The scattering which produces the ZL is well described by classical Mie theory for the large (> 10µm), rough dust grains which populate the zodiacal dust cloud. The scattering efficiency of the dust is only weakly wavelength dependent, so that the solar spectral features are well preserved in the scattered ZL spectrum. However the broad band spectrum of the zodiacal light is redder than the solar spectrum by about 5% per 1000Å (see Paper II for further discussion) due to surface roughness of the grains, which decreases scattering efficiency at shorter wavelengths. The mean ZL flux in a narrow band can thus be measured from the apparent equivalent width of the solar Fraunhofer lines evident in its spectrum. Small color corrections can then be used to infer the full spectrum relative to that measurement. This requires moderate resolution spectra (~ 2Å) with excellent flux calibration (±1%), which can only be obtained with ground-based observations, and then only at wavelengths where atmospheric emission lines are relatively weak. We have, therefore, measured the ZL in the range 4000-5100Å using spectra taken at LCO. The resulting measurement has a statistical error of < 1% and a systematic uncertainty of ~ 1.2%. This measurement has been extrapolated the 3000Å and 8000Å WFPC2 bandpasses using measurements of the color of the ZL from the FOS and ground-based LCO data.

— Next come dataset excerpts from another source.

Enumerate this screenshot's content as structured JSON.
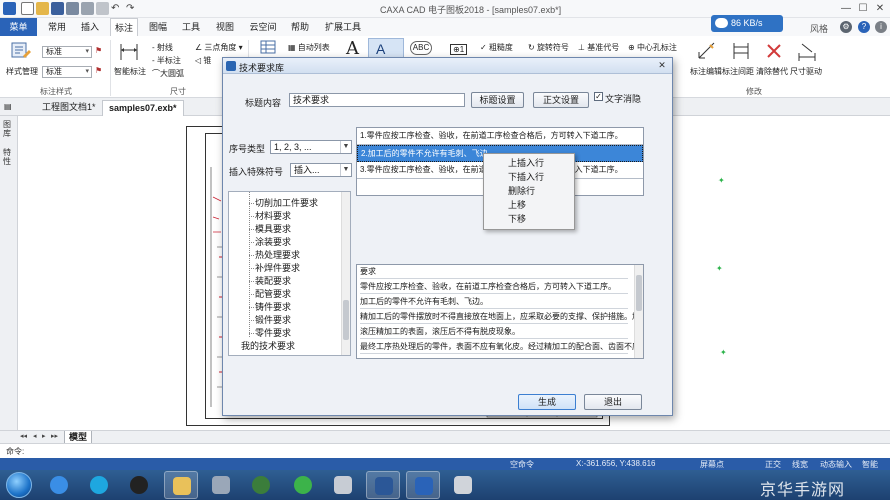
{
  "app": {
    "title": "CAXA CAD 电子图板2018 - [samples07.exb*]",
    "network_speed": "86 KB/s",
    "style_menu": "风格"
  },
  "ribbon": {
    "menu_button": "菜单",
    "tabs": [
      "常用",
      "插入",
      "标注",
      "图幅",
      "工具",
      "视图",
      "云空间",
      "帮助",
      "扩展工具"
    ],
    "active_tab": "标注",
    "style_manage": "样式管理",
    "style_combo_1": "标准",
    "style_combo_2": "标准",
    "group_style": "标注样式",
    "smart_dim": "智能标注",
    "small_items": [
      "射线",
      "半标注",
      "大圆弧",
      "三点角度",
      "锥"
    ],
    "group_size": "尺寸",
    "auto_list": "自动列表",
    "rough": "粗糙度",
    "rotate_sym": "旋转符号",
    "datum": "基准代号",
    "center_hole": "中心孔标注",
    "edit_dim": "标注编辑",
    "dim_spacing": "标注间距",
    "clear_replace": "清除替代",
    "dim_drive": "尺寸驱动",
    "group_modify": "修改"
  },
  "doc_tabs": [
    "工程图文档1*",
    "samples07.exb*"
  ],
  "left_strip": [
    "图库",
    "特性"
  ],
  "model_tab": "模型",
  "command_prompt": "命令:",
  "status": {
    "cursor_hint": "空命令",
    "coords": "X:-361.656, Y:438.616",
    "snap": "屏幕点",
    "mode1": "正交",
    "mode2": "线宽",
    "mode3": "动态输入",
    "mode4": "智能"
  },
  "dialog": {
    "title": "技术要求库",
    "title_label": "标题内容",
    "title_value": "技术要求",
    "title_settings": "标题设置",
    "body_settings": "正文设置",
    "wrap_label": "文字消隐",
    "wrap_checked": "✓",
    "seq_type_label": "序号类型",
    "seq_type_value": "1, 2, 3, ...",
    "insert_symbol_label": "插入特殊符号",
    "insert_symbol_value": "插入...",
    "tree": {
      "children": [
        "切削加工件要求",
        "材料要求",
        "模具要求",
        "涂装要求",
        "热处理要求",
        "补焊件要求",
        "装配要求",
        "配管要求",
        "铸件要求",
        "锻件要求",
        "零件要求"
      ],
      "root": "我的技术要求"
    },
    "table_rows": [
      "1.零件应按工序检查、验收，在前道工序检查合格后，方可转入下道工序。",
      "2.加工后的零件不允许有毛刺、飞边。",
      "3.零件应按工序检查、验收，在前道工序检查合格后，方可转入下道工序。",
      ""
    ],
    "context_menu": [
      "上插入行",
      "下插入行",
      "删除行",
      "上移",
      "下移"
    ],
    "text_header": "要求",
    "text_lines": [
      "零件应按工序检查、验收，在前道工序检查合格后，方可转入下道工序。",
      "加工后的零件不允许有毛刺、飞边。",
      "精加工后的零件摆放时不得直接放在地面上，应采取必要的支撑、保护措施。加",
      "滚压精加工的表面，滚压后不得有脱皮现象。",
      "最终工序热处理后的零件，表面不应有氧化皮。经过精加工的配合面、齿面不应"
    ],
    "generate": "生成",
    "exit": "退出"
  },
  "taskbar": {
    "watermark": "京华手游网"
  },
  "colors": {
    "accent": "#2a63b8",
    "selection": "#3c86d8",
    "taskbar": "#1d4170"
  }
}
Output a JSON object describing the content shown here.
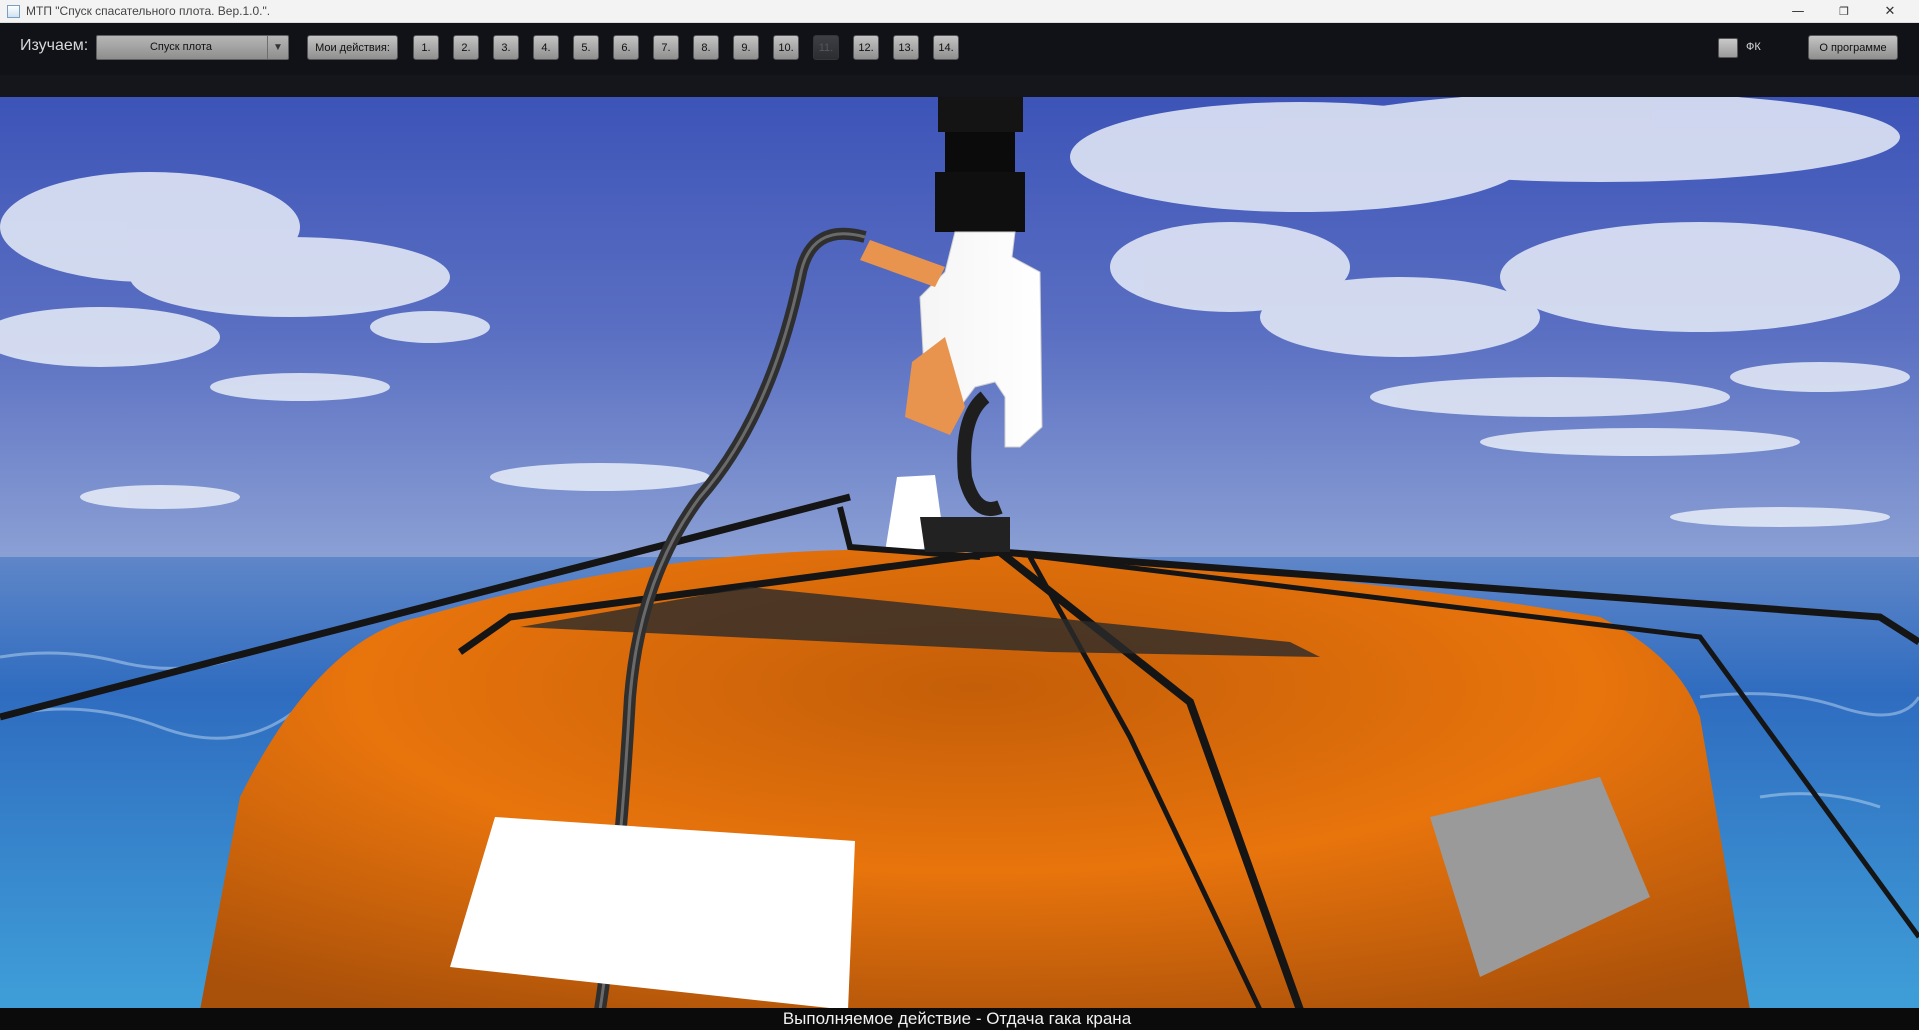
{
  "window": {
    "title": "МТП \"Спуск спасательного плота. Вер.1.0.\"."
  },
  "toolbar": {
    "learn_label": "Изучаем:",
    "mode_selected": "Спуск плота",
    "my_actions_label": "Мои действия:",
    "steps": [
      "1.",
      "2.",
      "3.",
      "4.",
      "5.",
      "6.",
      "7.",
      "8.",
      "9.",
      "10.",
      "11.",
      "12.",
      "13.",
      "14."
    ],
    "disabled_step": "11.",
    "fk_label": "ФК",
    "fk_checked": false,
    "about_label": "О программе"
  },
  "status": {
    "text": "Выполняемое действие - Отдача гака крана"
  },
  "colors": {
    "raft_orange": "#e8740c",
    "sky_blue": "#5a6fc0",
    "sea_blue": "#2a63b6"
  }
}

Within the Galaxy, there is both resolved flux from discrete stars and
diffuse light (diffuse Galactic light, DGL) from starlight scattered
by interstellar dust. Discrete stars can simply be resolved and
subtracted in the WFPC2 images. The intensity of the dust-scattered
optical DGL and the 100µm thermal emission from the same dust
are both proportional to the dust column density and the strength of
the interstellar radiation field. To minimize the optical DGL, our
field was selected to have very low 100µm emission. The
remaining low-level DGL which does contribute has been estimated
using a simple scattering model based on the dust column density and
interstellar radiation field along the line of sight and empirical
scattering characteristics for interstellar dust. The predictions of
this model are in good agreement with observations of the DGL from
2500-9000Å (see
Witt et al. 1997
and references therein).
Finally, although isotropic line emission from warm interstellar gas
is measured at all Galactic latitudes, the strongest line,
H
,
does not lie within any our HST/WFPC2 bandpasses. The next strongest
lines, [OIII], are twenty times weaker and contribute
negligibly to our results.
The EBL cannot be measured in typical HST data. Our HST observations were scheduled to avoid contaminating scattered light from all anticipated sources: the bright Earth limb, the Moon, and off-axis stars. Also, observations from LCO and HST were strictly simultaneous to guarantee that the ZL measured from the ground is exactly the contribution seen by HST. As an additional safeguard, observations were scheduled in 3 visits, allowing us to look for possible off-axis scattered light with the satellite oriented at different roll angles, to safeguard against unidentified photometric anomalies with the instruments, and to confirm the expected modulation in the ZL with the Earth's orbital position.